I'd actually go further and say that most of the magic or thievery had the opposite effect -- they reduced the efficacy of chains on a gains per hit basis. Think about nightmares -- you removed a ton of NW from a target, often resulting in your chain being bottomfeed hits instead of topfeed hits, and limiting the amount of damage you could do. By adding a land factor, NM chaining is actually more effective than it used to be because you are not getting reduced gains for at least part of the gains formula.

The same holds true of NS -- removed NW reduces gains if you NS heavily.

Beyond that, the other kinds of ops do exist.
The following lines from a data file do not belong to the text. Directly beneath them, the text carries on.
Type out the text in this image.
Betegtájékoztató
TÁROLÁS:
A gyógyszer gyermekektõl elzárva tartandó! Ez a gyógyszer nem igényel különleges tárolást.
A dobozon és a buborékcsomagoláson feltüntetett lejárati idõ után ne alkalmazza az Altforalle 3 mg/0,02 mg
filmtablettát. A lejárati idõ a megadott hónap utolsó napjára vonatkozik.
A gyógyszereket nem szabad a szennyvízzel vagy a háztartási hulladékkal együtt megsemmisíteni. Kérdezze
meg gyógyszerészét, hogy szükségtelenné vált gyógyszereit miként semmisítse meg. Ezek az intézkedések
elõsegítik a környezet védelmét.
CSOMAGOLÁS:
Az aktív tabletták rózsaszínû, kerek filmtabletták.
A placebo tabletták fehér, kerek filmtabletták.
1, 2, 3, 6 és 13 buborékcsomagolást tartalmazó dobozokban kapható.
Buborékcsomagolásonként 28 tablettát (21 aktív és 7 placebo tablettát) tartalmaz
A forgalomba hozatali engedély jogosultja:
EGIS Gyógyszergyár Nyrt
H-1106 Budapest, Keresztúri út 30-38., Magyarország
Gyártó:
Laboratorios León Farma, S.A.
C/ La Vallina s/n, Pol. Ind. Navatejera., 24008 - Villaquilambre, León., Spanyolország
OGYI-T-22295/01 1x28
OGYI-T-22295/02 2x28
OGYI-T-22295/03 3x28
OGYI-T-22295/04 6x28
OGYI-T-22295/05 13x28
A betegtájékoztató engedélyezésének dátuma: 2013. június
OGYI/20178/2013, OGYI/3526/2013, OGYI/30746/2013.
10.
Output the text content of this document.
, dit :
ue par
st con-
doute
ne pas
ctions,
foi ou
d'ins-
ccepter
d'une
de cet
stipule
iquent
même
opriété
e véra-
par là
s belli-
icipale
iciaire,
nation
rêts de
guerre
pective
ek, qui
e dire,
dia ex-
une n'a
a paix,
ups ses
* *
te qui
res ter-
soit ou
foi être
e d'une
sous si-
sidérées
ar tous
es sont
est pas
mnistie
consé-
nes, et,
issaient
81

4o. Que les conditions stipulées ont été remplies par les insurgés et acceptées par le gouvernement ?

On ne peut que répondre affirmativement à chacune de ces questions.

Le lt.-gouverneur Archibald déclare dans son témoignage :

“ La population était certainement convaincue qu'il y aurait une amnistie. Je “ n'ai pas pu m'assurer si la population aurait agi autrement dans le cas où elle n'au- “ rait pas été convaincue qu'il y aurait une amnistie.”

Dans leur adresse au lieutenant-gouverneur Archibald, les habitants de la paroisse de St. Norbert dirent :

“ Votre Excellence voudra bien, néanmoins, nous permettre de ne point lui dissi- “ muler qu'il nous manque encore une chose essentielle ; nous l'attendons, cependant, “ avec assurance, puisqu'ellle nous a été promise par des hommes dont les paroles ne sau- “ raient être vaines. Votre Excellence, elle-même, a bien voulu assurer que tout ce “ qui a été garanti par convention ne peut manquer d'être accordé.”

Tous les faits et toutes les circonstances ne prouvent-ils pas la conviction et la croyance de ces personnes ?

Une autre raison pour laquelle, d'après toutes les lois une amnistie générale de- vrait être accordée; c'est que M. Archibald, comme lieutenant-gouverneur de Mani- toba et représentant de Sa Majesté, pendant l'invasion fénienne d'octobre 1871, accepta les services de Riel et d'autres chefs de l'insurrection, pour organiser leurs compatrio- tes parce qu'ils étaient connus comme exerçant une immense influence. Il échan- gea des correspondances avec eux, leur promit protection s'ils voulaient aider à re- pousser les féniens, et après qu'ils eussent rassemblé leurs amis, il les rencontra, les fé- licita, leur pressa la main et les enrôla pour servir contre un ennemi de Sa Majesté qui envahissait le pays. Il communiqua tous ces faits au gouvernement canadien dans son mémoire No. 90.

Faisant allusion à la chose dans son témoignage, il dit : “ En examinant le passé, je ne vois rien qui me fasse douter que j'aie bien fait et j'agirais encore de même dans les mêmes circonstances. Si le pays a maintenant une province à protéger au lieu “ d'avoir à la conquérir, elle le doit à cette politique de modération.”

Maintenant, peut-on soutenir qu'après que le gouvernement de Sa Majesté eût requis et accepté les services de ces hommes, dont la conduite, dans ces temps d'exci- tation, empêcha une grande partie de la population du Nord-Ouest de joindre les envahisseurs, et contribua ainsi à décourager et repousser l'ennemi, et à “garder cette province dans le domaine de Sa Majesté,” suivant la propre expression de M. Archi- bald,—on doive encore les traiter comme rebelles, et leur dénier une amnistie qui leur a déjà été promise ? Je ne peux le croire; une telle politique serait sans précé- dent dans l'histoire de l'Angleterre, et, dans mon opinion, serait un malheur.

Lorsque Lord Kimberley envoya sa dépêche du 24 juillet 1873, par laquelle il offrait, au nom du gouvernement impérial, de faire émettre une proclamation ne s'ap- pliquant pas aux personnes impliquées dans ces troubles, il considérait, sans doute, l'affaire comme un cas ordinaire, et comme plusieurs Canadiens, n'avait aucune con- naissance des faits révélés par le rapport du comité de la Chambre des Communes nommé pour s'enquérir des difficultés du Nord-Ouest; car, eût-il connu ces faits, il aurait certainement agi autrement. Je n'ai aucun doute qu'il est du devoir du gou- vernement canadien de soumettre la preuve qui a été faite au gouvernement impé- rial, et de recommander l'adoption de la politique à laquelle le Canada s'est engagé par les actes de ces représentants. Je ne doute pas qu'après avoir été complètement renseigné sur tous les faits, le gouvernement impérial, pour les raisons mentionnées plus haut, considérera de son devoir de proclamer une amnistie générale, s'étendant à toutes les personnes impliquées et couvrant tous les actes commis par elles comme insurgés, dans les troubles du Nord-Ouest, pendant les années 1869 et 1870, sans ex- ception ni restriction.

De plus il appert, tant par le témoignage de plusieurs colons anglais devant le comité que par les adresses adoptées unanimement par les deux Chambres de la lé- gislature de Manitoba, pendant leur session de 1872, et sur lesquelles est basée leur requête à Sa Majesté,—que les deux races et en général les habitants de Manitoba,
If deep chaining is less effective (and I'm not sure I buy this, you just need a different strategy for deep chaining than having a core that is all the same land size -- a more spread core (which means you need less recovery time, too), is now more effective at deep chaining), then econ strategies (e.g. fireballs, kidnaps, meteor showers, incite riots, chastity, the new anti-draft op, storms, arson, starvation (e.g. drought, gluttony, rob the granaries, greater arson) are all highly effectively. And are still ops. Particularly duration ops such as riots, MS, drought/gluttony/storms/chastity/greed, are highly effective at reducing econ and helping secure long-term advantages.

If the goal is to remove target offense, things like blizzard, starvation, forcing reduced wages via econ control, etc -- are highly effective. You are also significantly underestimating the value of arson/tornadoes -- I've seen provinces get overpopped and desert from no relations arsons, let alone in war. Beyond that, everyone has the same challenges, right? So if your argument is that offense is too strong, that sounds like an argument for running attackers. And yet attackers are less popular this age, which runs contrary to that argument.